Hi Jilayne, since you asked for input ASAP, here are a few immediate gut reactions :)
I think getting the data of seeing a bunch of different ways that people said "this code is released into the public domain" is _slightly_ useful, but not very useful. My guess is that there's a ton of variations that are substantively saying the same thing but doing so in a way that would be extremely difficult to meaningfully capture into a few categories with regexs / pattern matching.
If the goal is really to find one or a few different regular-expression-matchable phrases that would go on the license list in its current form and format, then maybe that would be helpful data. But I guess I'm skeptical that we would find those patterns in a way that fits the current approach to license IDs on the license list, without ending up with a hundred variations of basically the same thing.
Maybe I'm jumping ahead to "what are the options?" before getting the data, but it seems to me like there are basically 4 options for whether and how to capture public domain statements:
1. No change: Don't add "this is in the public domain" statements to the license list. People can use LicenseRef's if they want.
Pro: Maintains the current approach that the License List is for licenses with specific text.
Con: Doesn't solve the problem people are having, with wanting to represent public domain statements generally with a common identifier.
2. Add a category ID to the spec: Alongside NONE and NOASSERTION as values defined in the SPDX spec, add PUBLIC-DOMAIN as another option defined in the spec rather than on the license list. Unlike NONE and NOASSERTION, PUBLIC-DOMAIN would presumably be useable in complex expressions (e.g. MIT AND PUBLIC-DOMAIN).
Pro: Provides a general identifier for public domain statements. Also maintains the current approach that the License List is for licenses with specific text.
Con: We're frankly too late to get this in as a substantive change for the SPDX 2.3 spec.
3. Add a category ID to the license list: Rather than changing the spec, add a category ID for "Public-Domain" (or similar) to the License List. Modify the license list schema somehow to indicate that this ID is meant to represent the collection of texts stating that a work is in the public domain, rather than one specific text.

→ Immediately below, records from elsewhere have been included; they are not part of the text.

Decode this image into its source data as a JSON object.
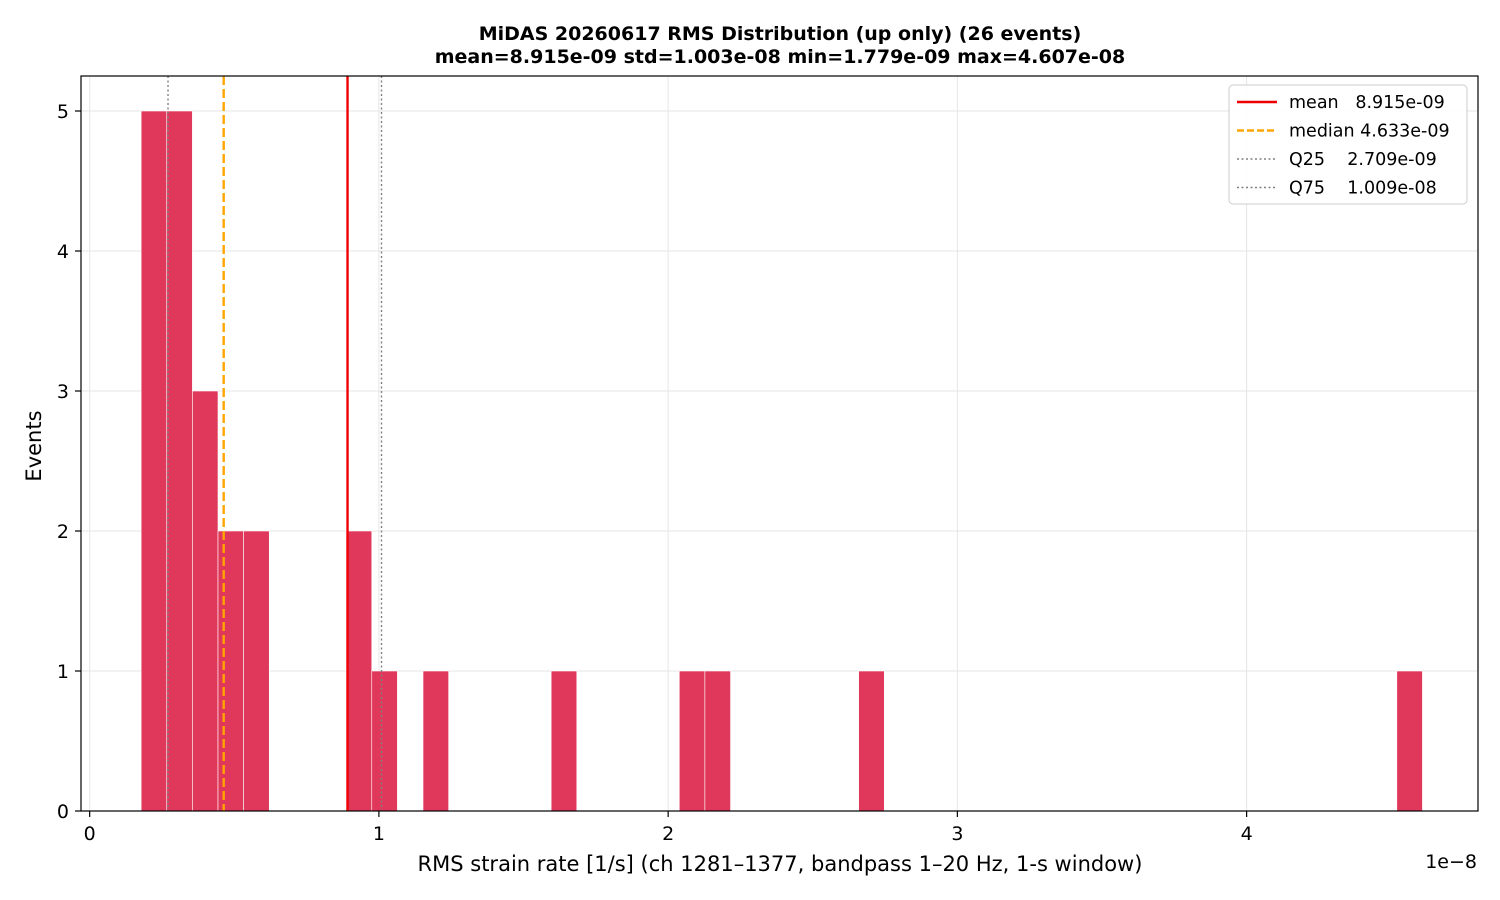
{
  "chart_data": {
    "type": "bar",
    "title": "MiDAS 20260617  RMS Distribution  (up only)  (26 events)",
    "subtitle": "mean=8.915e-09  std=1.003e-08  min=1.779e-09  max=4.607e-08",
    "xlabel": "RMS strain rate [1/s]  (ch 1281–1377, bandpass 1–20 Hz, 1-s window)",
    "ylabel": "Events",
    "x_offset_label": "1e−8",
    "xlim": [
      -0.03,
      4.8
    ],
    "ylim": [
      0,
      5.25
    ],
    "x_ticks": [
      0,
      1,
      2,
      3,
      4
    ],
    "x_tick_labels": [
      "0",
      "1",
      "2",
      "3",
      "4"
    ],
    "y_ticks": [
      0,
      1,
      2,
      3,
      4,
      5
    ],
    "y_tick_labels": [
      "0",
      "1",
      "2",
      "3",
      "4",
      "5"
    ],
    "grid": true,
    "bin_width": 0.0886,
    "bins": [
      {
        "x0": 0.1779,
        "count": 5
      },
      {
        "x0": 0.2665,
        "count": 5
      },
      {
        "x0": 0.3551,
        "count": 3
      },
      {
        "x0": 0.4437,
        "count": 2
      },
      {
        "x0": 0.5323,
        "count": 2
      },
      {
        "x0": 0.8867,
        "count": 2
      },
      {
        "x0": 0.9753,
        "count": 1
      },
      {
        "x0": 1.1525,
        "count": 1
      },
      {
        "x0": 1.5955,
        "count": 1
      },
      {
        "x0": 2.0385,
        "count": 1
      },
      {
        "x0": 2.1271,
        "count": 1
      },
      {
        "x0": 2.6587,
        "count": 1
      },
      {
        "x0": 4.5193,
        "count": 1
      }
    ],
    "bar_color": "#e0385a",
    "reference_lines": [
      {
        "key": "mean",
        "label": "mean   8.915e-09",
        "value": 0.8915,
        "color": "#ee0000",
        "style": "solid"
      },
      {
        "key": "median",
        "label": "median 4.633e-09",
        "value": 0.4633,
        "color": "#ffa500",
        "style": "dashed"
      },
      {
        "key": "q25",
        "label": "Q25    2.709e-09",
        "value": 0.2709,
        "color": "#808080",
        "style": "dotted"
      },
      {
        "key": "q75",
        "label": "Q75    1.009e-08",
        "value": 1.009,
        "color": "#808080",
        "style": "dotted"
      }
    ],
    "legend_placement": "top-right"
  }
}
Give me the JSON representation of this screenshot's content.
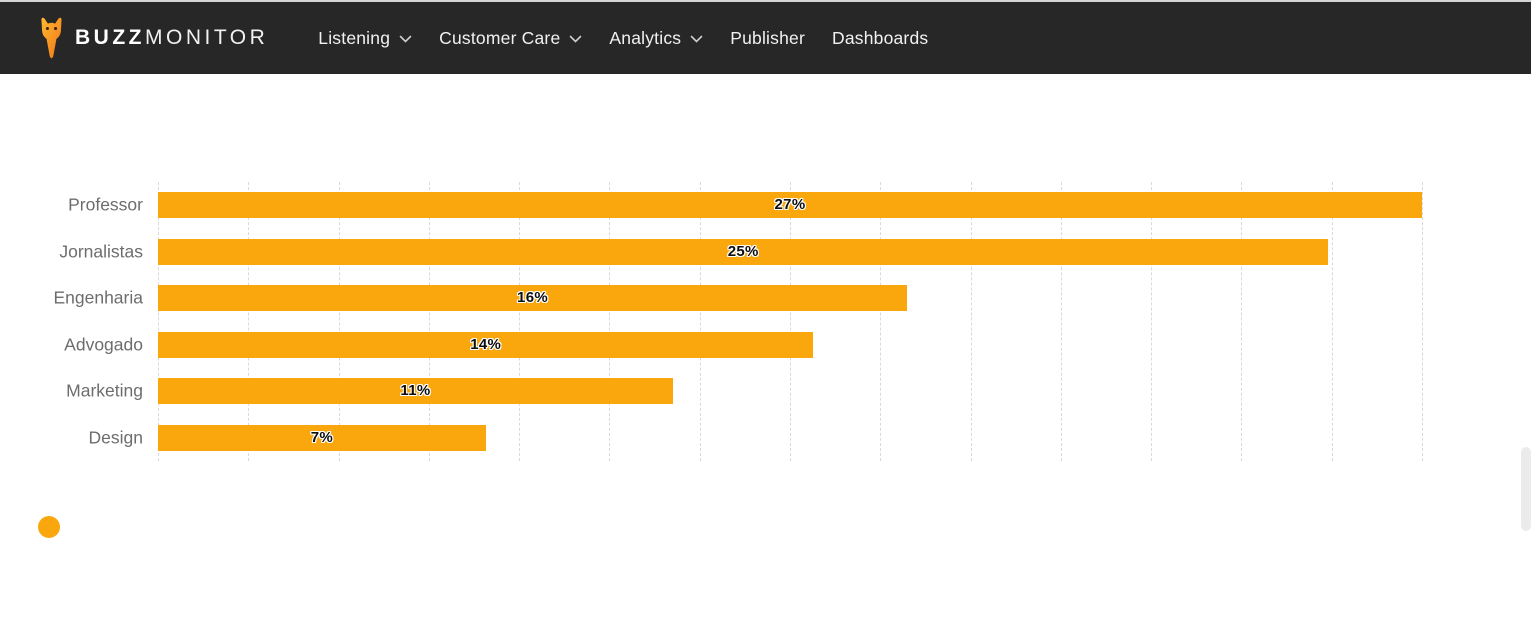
{
  "header": {
    "brand": {
      "bold": "BUZZ",
      "light": "MONITOR"
    },
    "nav": [
      {
        "label": "Listening",
        "has_dropdown": true
      },
      {
        "label": "Customer Care",
        "has_dropdown": true
      },
      {
        "label": "Analytics",
        "has_dropdown": true
      },
      {
        "label": "Publisher",
        "has_dropdown": false
      },
      {
        "label": "Dashboards",
        "has_dropdown": false
      }
    ]
  },
  "icons": {
    "logo": "buzzmonitor-bird-icon",
    "dropdown": "chevron-down-icon"
  },
  "chart_data": {
    "type": "bar",
    "orientation": "horizontal",
    "categories": [
      "Professor",
      "Jornalistas",
      "Engenharia",
      "Advogado",
      "Marketing",
      "Design"
    ],
    "values": [
      27,
      25,
      16,
      14,
      11,
      7
    ],
    "value_labels": [
      "27%",
      "25%",
      "16%",
      "14%",
      "11%",
      "7%"
    ],
    "title": "",
    "xlabel": "",
    "ylabel": "",
    "xlim": [
      0,
      27
    ],
    "grid": "vertical-dashed",
    "gridline_count": 15,
    "data_label_position": "center-of-bar",
    "legend_position": "bottom-left",
    "legend_label": ""
  },
  "colors": {
    "bar": "#F9A70D",
    "header_bg": "#272727",
    "grid": "#D9D9D9",
    "category_label": "#6D6D6D",
    "nav_text": "#F1F1F1"
  }
}
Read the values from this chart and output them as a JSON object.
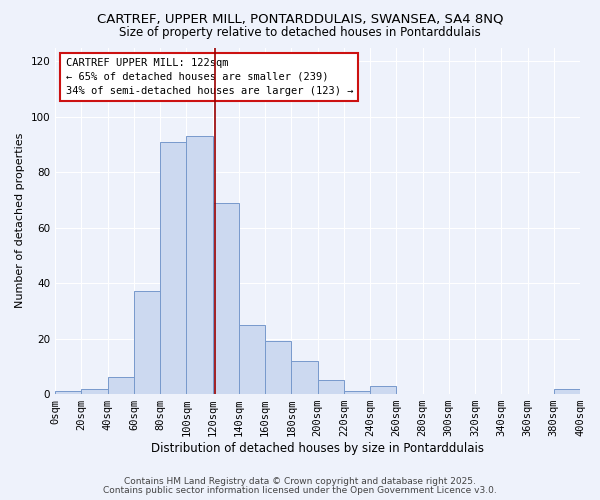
{
  "title": "CARTREF, UPPER MILL, PONTARDDULAIS, SWANSEA, SA4 8NQ",
  "subtitle": "Size of property relative to detached houses in Pontarddulais",
  "xlabel": "Distribution of detached houses by size in Pontarddulais",
  "ylabel": "Number of detached properties",
  "bin_edges": [
    0,
    20,
    40,
    60,
    80,
    100,
    120,
    140,
    160,
    180,
    200,
    220,
    240,
    260,
    280,
    300,
    320,
    340,
    360,
    380,
    400
  ],
  "bar_heights": [
    1,
    2,
    6,
    37,
    91,
    93,
    69,
    25,
    19,
    12,
    5,
    1,
    3,
    0,
    0,
    0,
    0,
    0,
    0,
    2
  ],
  "bar_fill_color": "#ccd9f0",
  "bar_edge_color": "#7799cc",
  "reference_line_x": 122,
  "reference_line_color": "#990000",
  "ylim": [
    0,
    125
  ],
  "yticks": [
    0,
    20,
    40,
    60,
    80,
    100,
    120
  ],
  "background_color": "#eef2fb",
  "grid_color": "#ffffff",
  "annotation_title": "CARTREF UPPER MILL: 122sqm",
  "annotation_line1": "← 65% of detached houses are smaller (239)",
  "annotation_line2": "34% of semi-detached houses are larger (123) →",
  "footer_line1": "Contains HM Land Registry data © Crown copyright and database right 2025.",
  "footer_line2": "Contains public sector information licensed under the Open Government Licence v3.0.",
  "title_fontsize": 9.5,
  "subtitle_fontsize": 8.5,
  "xlabel_fontsize": 8.5,
  "ylabel_fontsize": 8,
  "tick_fontsize": 7.5,
  "annot_fontsize": 7.5,
  "footer_fontsize": 6.5
}
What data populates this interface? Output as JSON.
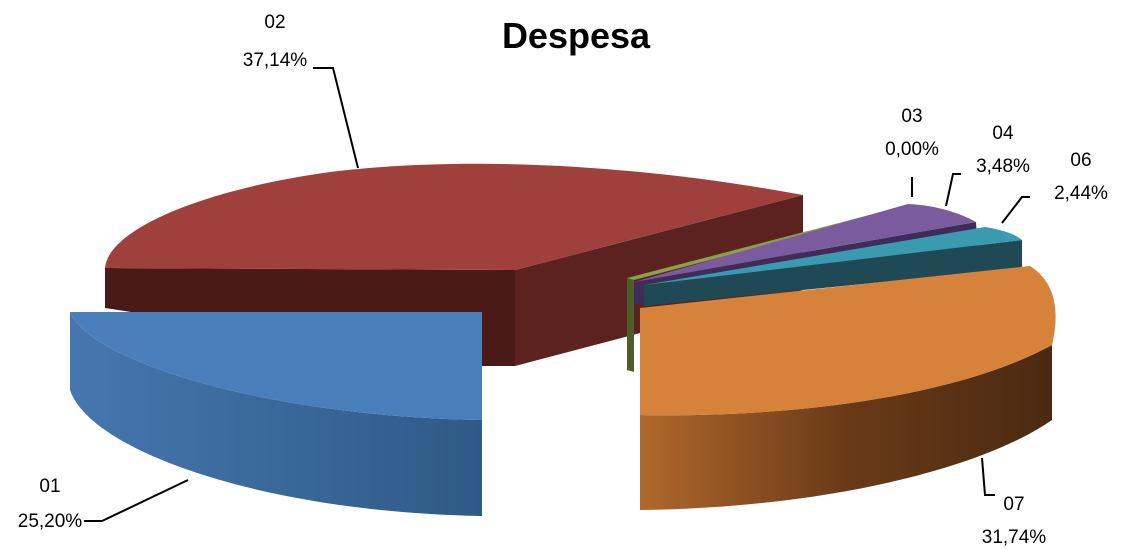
{
  "chart_data": {
    "type": "pie",
    "title": "Despesa",
    "style": "3d-exploded",
    "slices": [
      {
        "name": "01",
        "value_label": "25,20%",
        "value": 25.2,
        "color": "#4a7ebb",
        "side_color": "#34608f"
      },
      {
        "name": "02",
        "value_label": "37,14%",
        "value": 37.14,
        "color": "#a0403d",
        "side_color": "#5e2220"
      },
      {
        "name": "03",
        "value_label": "0,00%",
        "value": 0.0,
        "color": "#8aa04c",
        "side_color": "#4f5e28"
      },
      {
        "name": "04",
        "value_label": "3,48%",
        "value": 3.48,
        "color": "#7a5b9e",
        "side_color": "#3f2c58"
      },
      {
        "name": "06",
        "value_label": "2,44%",
        "value": 2.44,
        "color": "#3a9ab0",
        "side_color": "#1f4a55"
      },
      {
        "name": "07",
        "value_label": "31,74%",
        "value": 31.74,
        "color": "#d6823a",
        "side_color": "#6a3c1c"
      }
    ]
  }
}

Pro: Wouldn't be tied to a change to the spec. Would probably represent the way that most human users tend to think about public domain statements.
Con: Breaks expectations about all other License List entries, that they are tied to a particular text. Might also have implications for the SPDX spec that aren't coming to mind at the moment.
4. Add each statement individually: Add Public-Domain-1, Public-Domain-2, ... to the License List as separate entries, to capture every non-matching representation that we run into to say "this is in the public domain".
Pro: Maintains the current approach that the License List is for licenses with specific text.
Con: Get ready for 700 new Public Domain entries on the license list :) Probably becomes unwieldy for humans to meaningfully make use of this.
Definitely open to other options, but these are the ones that come to mind offhand. (And the above is intentionally ignoring public domain dedications that really do have a set standard text, such as CC-PDDC.)
Personally, if we weren't about to have SPDX 2.3 released imminently, I'd probably lean towards option 2. Given that it is about to be released, I could be persuaded to consider option 3, though I suspect we would need significant input from the tooling community as to whether this breaks too many current expectations on their side.
Steve